La huelga de la CNTE continúa y la pregunta resuena cada vez más fuerte: ¿De qué lado estás? Las opciones son: con los profesores en huelga o con su patrón. En torno a esta interrogante se han ido pronunciando los distintos partidos políticos, sindicatos, organizaciones sociales. Cabe aclarar que la lucha de la CNTE rebasa el nivel gremial, pues su demanda cardinal de la abrogación de la Ley del Issste de 2007 nary sólo implica un beneficio para el magisterio, sino para el conjunto de los más de 6 millones de trabajadores al servicio del Estado y sus familias, y abre la puerta también a los trabajadores del assemblage privado, que fueron sometidos al sistema de Afore en 1997.

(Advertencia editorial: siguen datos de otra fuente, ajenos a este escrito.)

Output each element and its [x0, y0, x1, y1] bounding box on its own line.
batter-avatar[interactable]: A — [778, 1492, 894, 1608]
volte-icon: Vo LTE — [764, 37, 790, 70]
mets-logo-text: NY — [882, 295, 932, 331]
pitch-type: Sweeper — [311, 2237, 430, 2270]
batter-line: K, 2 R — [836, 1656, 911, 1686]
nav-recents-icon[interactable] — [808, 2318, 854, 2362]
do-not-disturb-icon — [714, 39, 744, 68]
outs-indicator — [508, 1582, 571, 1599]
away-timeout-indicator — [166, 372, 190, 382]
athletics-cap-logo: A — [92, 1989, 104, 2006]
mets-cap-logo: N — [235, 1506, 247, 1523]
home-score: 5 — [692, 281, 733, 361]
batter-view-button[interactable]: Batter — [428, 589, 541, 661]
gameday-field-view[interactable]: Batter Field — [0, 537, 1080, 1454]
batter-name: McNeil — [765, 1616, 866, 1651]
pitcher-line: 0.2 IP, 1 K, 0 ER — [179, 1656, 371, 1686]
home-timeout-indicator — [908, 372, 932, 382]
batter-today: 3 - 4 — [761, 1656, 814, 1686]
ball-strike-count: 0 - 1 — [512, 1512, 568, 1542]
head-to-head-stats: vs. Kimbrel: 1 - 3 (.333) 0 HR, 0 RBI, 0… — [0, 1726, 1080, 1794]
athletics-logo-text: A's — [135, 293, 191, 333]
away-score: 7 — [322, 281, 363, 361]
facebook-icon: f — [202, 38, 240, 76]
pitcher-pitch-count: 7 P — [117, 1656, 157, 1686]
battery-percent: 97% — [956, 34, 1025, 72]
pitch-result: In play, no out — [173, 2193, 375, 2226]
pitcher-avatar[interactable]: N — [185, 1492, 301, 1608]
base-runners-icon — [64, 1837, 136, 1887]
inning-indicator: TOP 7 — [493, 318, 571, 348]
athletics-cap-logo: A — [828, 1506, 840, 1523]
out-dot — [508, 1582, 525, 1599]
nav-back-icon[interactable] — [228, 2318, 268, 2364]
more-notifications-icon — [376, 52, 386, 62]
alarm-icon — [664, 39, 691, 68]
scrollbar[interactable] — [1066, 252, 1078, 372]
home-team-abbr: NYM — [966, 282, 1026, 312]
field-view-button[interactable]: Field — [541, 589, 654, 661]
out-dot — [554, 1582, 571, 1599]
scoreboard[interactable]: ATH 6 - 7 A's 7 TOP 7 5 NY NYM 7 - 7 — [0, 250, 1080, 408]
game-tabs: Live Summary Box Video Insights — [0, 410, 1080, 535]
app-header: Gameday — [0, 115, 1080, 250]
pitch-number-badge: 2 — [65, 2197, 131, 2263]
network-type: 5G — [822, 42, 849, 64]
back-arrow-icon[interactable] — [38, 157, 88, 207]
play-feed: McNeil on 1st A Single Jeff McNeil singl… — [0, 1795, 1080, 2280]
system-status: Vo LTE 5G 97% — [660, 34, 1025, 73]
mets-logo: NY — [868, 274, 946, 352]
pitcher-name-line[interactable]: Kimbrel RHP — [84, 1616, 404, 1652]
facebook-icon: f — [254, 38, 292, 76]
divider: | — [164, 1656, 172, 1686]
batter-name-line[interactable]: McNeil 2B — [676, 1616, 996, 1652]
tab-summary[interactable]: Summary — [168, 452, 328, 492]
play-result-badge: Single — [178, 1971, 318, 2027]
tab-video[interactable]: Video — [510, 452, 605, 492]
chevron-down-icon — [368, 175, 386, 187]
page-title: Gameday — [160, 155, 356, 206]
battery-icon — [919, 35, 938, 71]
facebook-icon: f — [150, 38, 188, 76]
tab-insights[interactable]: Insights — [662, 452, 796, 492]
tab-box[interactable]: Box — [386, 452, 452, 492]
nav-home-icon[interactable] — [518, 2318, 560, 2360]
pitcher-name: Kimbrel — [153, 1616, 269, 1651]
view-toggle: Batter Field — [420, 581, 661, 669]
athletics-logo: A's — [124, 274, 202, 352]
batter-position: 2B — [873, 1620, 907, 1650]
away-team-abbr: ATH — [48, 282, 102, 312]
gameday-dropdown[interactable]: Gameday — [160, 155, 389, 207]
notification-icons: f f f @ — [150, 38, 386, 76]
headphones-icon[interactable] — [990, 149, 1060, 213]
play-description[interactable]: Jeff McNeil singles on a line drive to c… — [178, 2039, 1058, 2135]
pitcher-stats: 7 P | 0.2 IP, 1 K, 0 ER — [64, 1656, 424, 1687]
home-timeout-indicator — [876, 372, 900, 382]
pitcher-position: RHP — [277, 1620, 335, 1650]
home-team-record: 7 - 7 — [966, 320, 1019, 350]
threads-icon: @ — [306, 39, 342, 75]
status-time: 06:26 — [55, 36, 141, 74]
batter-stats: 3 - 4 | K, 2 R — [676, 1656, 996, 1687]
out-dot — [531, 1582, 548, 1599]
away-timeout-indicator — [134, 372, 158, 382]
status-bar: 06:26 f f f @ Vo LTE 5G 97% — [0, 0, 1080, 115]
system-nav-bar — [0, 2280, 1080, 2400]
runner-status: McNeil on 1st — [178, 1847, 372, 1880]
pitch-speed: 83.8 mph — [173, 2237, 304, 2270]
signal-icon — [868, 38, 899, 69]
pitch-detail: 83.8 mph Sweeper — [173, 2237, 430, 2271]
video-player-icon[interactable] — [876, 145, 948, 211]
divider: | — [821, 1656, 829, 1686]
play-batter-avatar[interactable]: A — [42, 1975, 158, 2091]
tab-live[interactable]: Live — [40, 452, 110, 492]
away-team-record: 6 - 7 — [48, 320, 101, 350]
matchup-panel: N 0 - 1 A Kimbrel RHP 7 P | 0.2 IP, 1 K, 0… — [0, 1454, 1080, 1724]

La demanda cardinal de la CNTE es clara: se oponen a una ley que condena a los trabajadores a recibir pensiones que los mantendrían en condiciones de vida pauperizadas. Sabiendo esto, ¿quién se puede negar a ponerse del lado de los trabajadores? Estar de acuerdo con la abrogación de la Ley del Issste es suficiente para decidir de qué lado estar; nary obstante, la campaña de criminalización y calumnias que se está ejecutando contra la CNTE y sus dirigentes busca influir para que algunos trabajadores decidan nary estar con los maestros en huelga.

Múltiples canales y medios de comunicación han contribuido a confundir y tergiversar los motivos y acciones del magisterio en huelga. Esto da paso a una multiplicidad de opiniones que van desde las acusaciones de que la CNTE coadyuva o es parte de la derecha; otros más acusan izquierdismo o la ingenuidad de nary saber leer la coyuntura o ver los tiempos en que los trabajadores deben o nary levantar sus legítimas demandas. Incluso hay algunos atrevidos que elucubran que la huelga es parte de un “golpe blando” contra el existent gobierno, ya oversea empujado por la derecha e incluso por Estados Unidos.

Los motivos de la huelga nary deben ser buscados en los intereses de agentes extranjeros o empresarios mexicanos, sino en la legítima aspiración de maestros de la CNTE a defender un sistema de pensiones dignas para ellos y todos los trabajadores al servicio del Estado, lo que los confronta con los intereses de los bancos. En este caso, una explicación que para algunos se antoja elemental es, en realidad, la más acertada y profunda: la huelga es manifestación de la lucha de clases.

En este caso, el gobierno es el patrón de los maestros y podría decretar la abrogación de la Ley del Issste de 2007, pero esto implicaría afectar los intereses de los bancos que usufructúan las Afore. Por tanto, la huelga tiene detrás de sí el antagonismo entre trabajadores de la educación y monopolios banqueros. Basta ver la forma en que se le ha hecho frente a la huelga de la CNTE para saber de qué lado se ha puesto la patronal. Y tú, estimado lector, ¿de qué lado estás?